Jason felt the tears coming now. He had long ago stopped being embarrassed about his weeping spells. He knew the sudden emotional reactions were part of his life now. Weeping was something you saw old people do when you were young, never expecting it to become part of your life and now here they were in his life. Weeping spells! They were as much a part of him now as his wrinkles and the hair growing inside his ears.
The tears rolled down his cheeks. He said, “Here we go! Heeeer they come!” and he lowered his head letting them flow. They were usually good tears. Not sad so much as wistful. Like these were.

He felt something fall without sound from his lap to between his legs onto the wet grass.

By God!

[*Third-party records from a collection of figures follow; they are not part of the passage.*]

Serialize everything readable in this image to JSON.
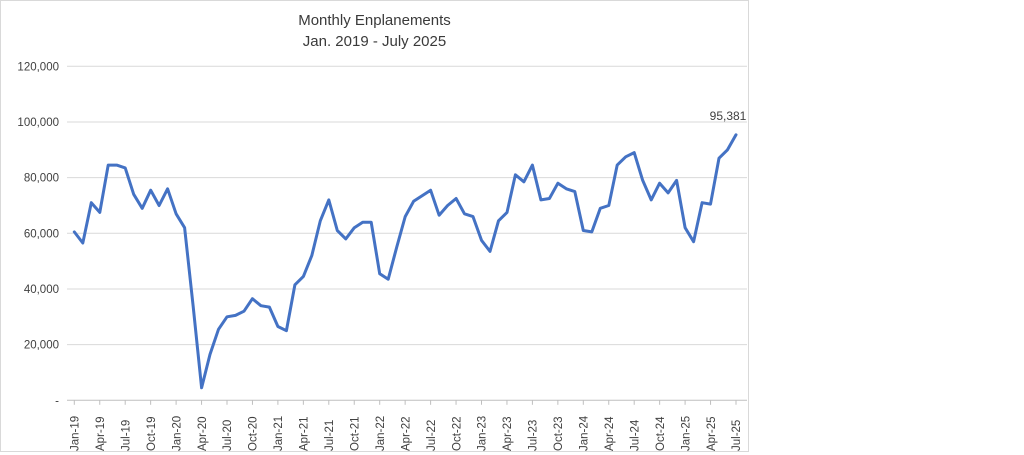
{
  "chart": {
    "title": "Monthly Enplanements",
    "subtitle": "Jan. 2019 - July 2025"
  },
  "chart_data": {
    "type": "line",
    "title": "Monthly Enplanements",
    "subtitle": "Jan. 2019 - July 2025",
    "xlabel": "",
    "ylabel": "",
    "ylim": [
      0,
      120000
    ],
    "ytick_interval": 20000,
    "ytick_labels": [
      "-",
      "20,000",
      "40,000",
      "60,000",
      "80,000",
      "100,000",
      "120,000"
    ],
    "tick_every": 3,
    "grid": true,
    "legend": "none",
    "line_color": "#4472C4",
    "gridline_color": "#d9d9d9",
    "axis_color": "#bfbfbf",
    "text_color": "#404040",
    "annotation": {
      "text": "95,381",
      "index": 78,
      "value": 95381
    },
    "x": [
      "Jan-19",
      "Feb-19",
      "Mar-19",
      "Apr-19",
      "May-19",
      "Jun-19",
      "Jul-19",
      "Aug-19",
      "Sep-19",
      "Oct-19",
      "Nov-19",
      "Dec-19",
      "Jan-20",
      "Feb-20",
      "Mar-20",
      "Apr-20",
      "May-20",
      "Jun-20",
      "Jul-20",
      "Aug-20",
      "Sep-20",
      "Oct-20",
      "Nov-20",
      "Dec-20",
      "Jan-21",
      "Feb-21",
      "Mar-21",
      "Apr-21",
      "May-21",
      "Jun-21",
      "Jul-21",
      "Aug-21",
      "Sep-21",
      "Oct-21",
      "Nov-21",
      "Dec-21",
      "Jan-22",
      "Feb-22",
      "Mar-22",
      "Apr-22",
      "May-22",
      "Jun-22",
      "Jul-22",
      "Aug-22",
      "Sep-22",
      "Oct-22",
      "Nov-22",
      "Dec-22",
      "Jan-23",
      "Feb-23",
      "Mar-23",
      "Apr-23",
      "May-23",
      "Jun-23",
      "Jul-23",
      "Aug-23",
      "Sep-23",
      "Oct-23",
      "Nov-23",
      "Dec-23",
      "Jan-24",
      "Feb-24",
      "Mar-24",
      "Apr-24",
      "May-24",
      "Jun-24",
      "Jul-24",
      "Aug-24",
      "Sep-24",
      "Oct-24",
      "Nov-24",
      "Dec-24",
      "Jan-25",
      "Feb-25",
      "Mar-25",
      "Apr-25",
      "May-25",
      "Jun-25",
      "Jul-25"
    ],
    "values": [
      60500,
      56500,
      71000,
      67500,
      84500,
      84500,
      83500,
      74000,
      69000,
      75500,
      70000,
      76000,
      67000,
      62000,
      34000,
      4500,
      16500,
      25500,
      30000,
      30500,
      32000,
      36500,
      34000,
      33500,
      26500,
      25000,
      41500,
      44500,
      52000,
      64500,
      72000,
      61000,
      58000,
      62000,
      64000,
      64000,
      45500,
      43500,
      55000,
      66000,
      71500,
      73500,
      75500,
      66500,
      70000,
      72500,
      67000,
      66000,
      57500,
      53500,
      64500,
      67500,
      81000,
      78500,
      84500,
      72000,
      72500,
      78000,
      76000,
      75000,
      61000,
      60500,
      69000,
      70000,
      84500,
      87500,
      89000,
      79000,
      72000,
      78000,
      74500,
      79000,
      62000,
      57000,
      71000,
      70500,
      87000,
      90000,
      95381
    ]
  }
}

He’d almost forgotten.

He stood with the gun held at his waist. “No diapers for you, Mr. Crawley…” he said, putting the gun against his temple. You either do it now, or you know you won’t do it!

“Hold it right there! Put the gun down.”

“Drop it, partner…”

Both cops held their own gun in one hand and a flashlight in the other. They had their legs spread shoulder-wide for balance. They both looked to Jason like two fourteen year old boys dressed for a school play, but then the flashlights were shown directly into his eyes and he couldn’t see much of anything anymore.

“Ain’t you boys up a little past your bedtime?” Jason asked.

“The gun sir, let it fall from your hand. Nice and slow.” The voice was low, forceful, in control.

“No, son, I don’t think I will. You’ll take my gun from me and I wont be able to do what I come her to do.” Jason squeezed the gun harder into his temple.

“Sir! Put the gun down!” The voice had changed, an octave higher now, more of a plea.

“Not going to do it,” Jason said. And he didn’t.

Another thing Jason George Crawly was good at was keeping his promises.